In mehreren Paragraphen widmete er sich sogenannten „unvollkommenen Situationen“, also Lebensgemeinschaften, die nicht dem katholischen Ideal der Ehe entsprechen. „Er schaut auf alles, was in der persönlichen Geschichte der Menschen, der Paarbeziehung und der Familie an Wertvollem da ist – und nicht nur auf das, was zum Ideal noch fehlt“, fasst Dörnemann das Papier zusammen.

 

Zum Beispiel beim Thema Homosexualität. Zwar sei der große Schritt in Blick auf die Würdigung homosexueller Partnerschaften ausgeblieben, sagt Dörnemann. Aber das Papier sei auch revolutionär in dem, was nicht drinsteht.
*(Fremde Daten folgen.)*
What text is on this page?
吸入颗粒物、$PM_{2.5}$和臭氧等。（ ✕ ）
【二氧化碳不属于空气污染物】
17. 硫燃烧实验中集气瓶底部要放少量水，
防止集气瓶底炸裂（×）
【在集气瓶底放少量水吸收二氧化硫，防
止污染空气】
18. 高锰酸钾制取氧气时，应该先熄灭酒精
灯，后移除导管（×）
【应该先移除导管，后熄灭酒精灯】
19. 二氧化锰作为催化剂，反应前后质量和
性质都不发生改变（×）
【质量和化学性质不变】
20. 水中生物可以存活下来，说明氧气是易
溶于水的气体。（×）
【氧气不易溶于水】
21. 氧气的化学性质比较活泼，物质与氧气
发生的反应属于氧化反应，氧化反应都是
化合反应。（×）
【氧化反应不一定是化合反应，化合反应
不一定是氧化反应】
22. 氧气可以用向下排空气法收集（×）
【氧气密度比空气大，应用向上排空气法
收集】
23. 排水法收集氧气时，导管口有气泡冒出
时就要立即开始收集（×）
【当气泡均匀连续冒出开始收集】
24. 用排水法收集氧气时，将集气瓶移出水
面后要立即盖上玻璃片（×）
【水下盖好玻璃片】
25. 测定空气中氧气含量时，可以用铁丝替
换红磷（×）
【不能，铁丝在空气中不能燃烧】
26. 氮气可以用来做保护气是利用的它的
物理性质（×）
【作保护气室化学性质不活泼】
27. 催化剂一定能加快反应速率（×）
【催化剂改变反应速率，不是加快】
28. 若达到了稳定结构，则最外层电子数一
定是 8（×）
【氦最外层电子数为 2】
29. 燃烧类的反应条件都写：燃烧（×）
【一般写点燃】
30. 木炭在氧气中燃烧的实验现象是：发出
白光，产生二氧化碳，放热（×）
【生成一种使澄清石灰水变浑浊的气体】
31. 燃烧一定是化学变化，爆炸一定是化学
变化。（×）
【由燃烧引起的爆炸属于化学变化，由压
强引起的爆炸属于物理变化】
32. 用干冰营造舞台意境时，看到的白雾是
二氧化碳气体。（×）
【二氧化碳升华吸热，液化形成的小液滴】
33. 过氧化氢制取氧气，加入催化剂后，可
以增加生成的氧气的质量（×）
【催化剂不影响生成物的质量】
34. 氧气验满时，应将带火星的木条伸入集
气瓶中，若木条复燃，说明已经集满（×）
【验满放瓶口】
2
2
Denn obwohl im Katechismus steht, dass homosexuelle Partnerschaften „in sich nicht in Ordnung sind“, findet man das in Amoris laetitia nicht.

 

Das liegt auf der Linie des Papstes, der grundsätzlich findet, „dass nicht alle doktrinellen, moralischen oder pastoralen Diskussionen durch ein lehramtliches Eingreifen entschieden werden müssen“, wie er in Amoris laetitia schreibt (AL 3, vgl. AL 37). Priester und Bischöfe forderte er dazu auf „die verschiedenen Situationen gut zu unterscheiden“. Zum Beispiel bei der Begleitung wiederverheirateter Geschiedener. In einer Fußnote (AL 351) eröffnete der Papst die Möglichkeit, diese in Einzelfällen wieder zu Sakramenten zuzulassen; die Entscheidung darüber überließ er den Ortskirchen. Als eine der ersten habe daraufhin die Deutsche Bischofskonferenz 2017 in einem Papier die Möglichkeiten des Einbezugs von Paaren aller Art am Gemeindeleben und an der Eucharistiefeier eröffnet, sagt Dörnemann.

 

Dass Ortskirchen eigenverantwortlich abwägen und entscheiden können, das fordern auch die Befürworter des Synodalen Wegs. „Ortskirche und Weltkirche müssen ineinander spielen“, sagt Holger Dörnemann und wünscht sich, pastorale Schritte in Bezug auf Liebe und Sexualmoral in Zukunft stärker in die Weltkirche eintragen zu können. Die Offenheit von Amoris laetitia ermutigt dazu. Und die nächste Bischofssynode im Herbst 2022 in Rom. Das Thema: Synodalität.


 

*Interview für https://www.bistumspresse.de/fuenf-jahre-amoris-laetitia, veröffentlicht am 18.3.2021. Es wurde am 12.3.21 geführt, drei Tage vor der Veröffentlichung der in Form, Inhalt und Diktion aus der Zeit gefallenen und noch nicht einmal persönlich vorgetragenen Note der Glaubenskongregation, die durch den unterzeichnenden Präfekten Kardinal Luís F. Ladaria am 15.3.21 erklärte, dass die Kirche "keine Vollmacht" habe, homosexuelle Partnerschaften zu segnen, weil Homosexualität "nicht der Schöpfungsordnung" entspräche und eine sexuelle Beziehung außerhalb der Ehe als "Sünde" nicht segenswürdig sei. Die Stellungnahme des Dikasteriums für Laien, Familie und Leben vom 18.3.2021 schlägt hingegen wieder pastorale und an den Amoris laetitia-Wortlaut anknüpfende Töne an zum  „Thema Homosexualität - naturgemäß mit anderer Akzentsetzung als im jüngsten Dokument aus der Glaubenskongregation.“ (Vaticannews vom 18.3.2021)

 

Der für das Dikasterium für Laien, Familie und Leben und zugleich für das Amoris laetitia-Aktionsjahr verantwortliche Kardinal Kevin Farrel erklärte aus Anlass seiner Eröffnung:

"Wir sind offen dafür, alle Menschen zu begleiten… Ich habe viele Male mit Menschen zusammengearbeitet, die in einer gleichgeschlechtlichen Lebensgemeinschaft leben, und werde das auch weiterhin tun und sie weiterhin begleiten… Niemand, niemand darf jemals von der pastoralen Fürsorge und Liebe der Kirche ausgeschlossen werden!“ (Vaticannews vom 18.3.2021)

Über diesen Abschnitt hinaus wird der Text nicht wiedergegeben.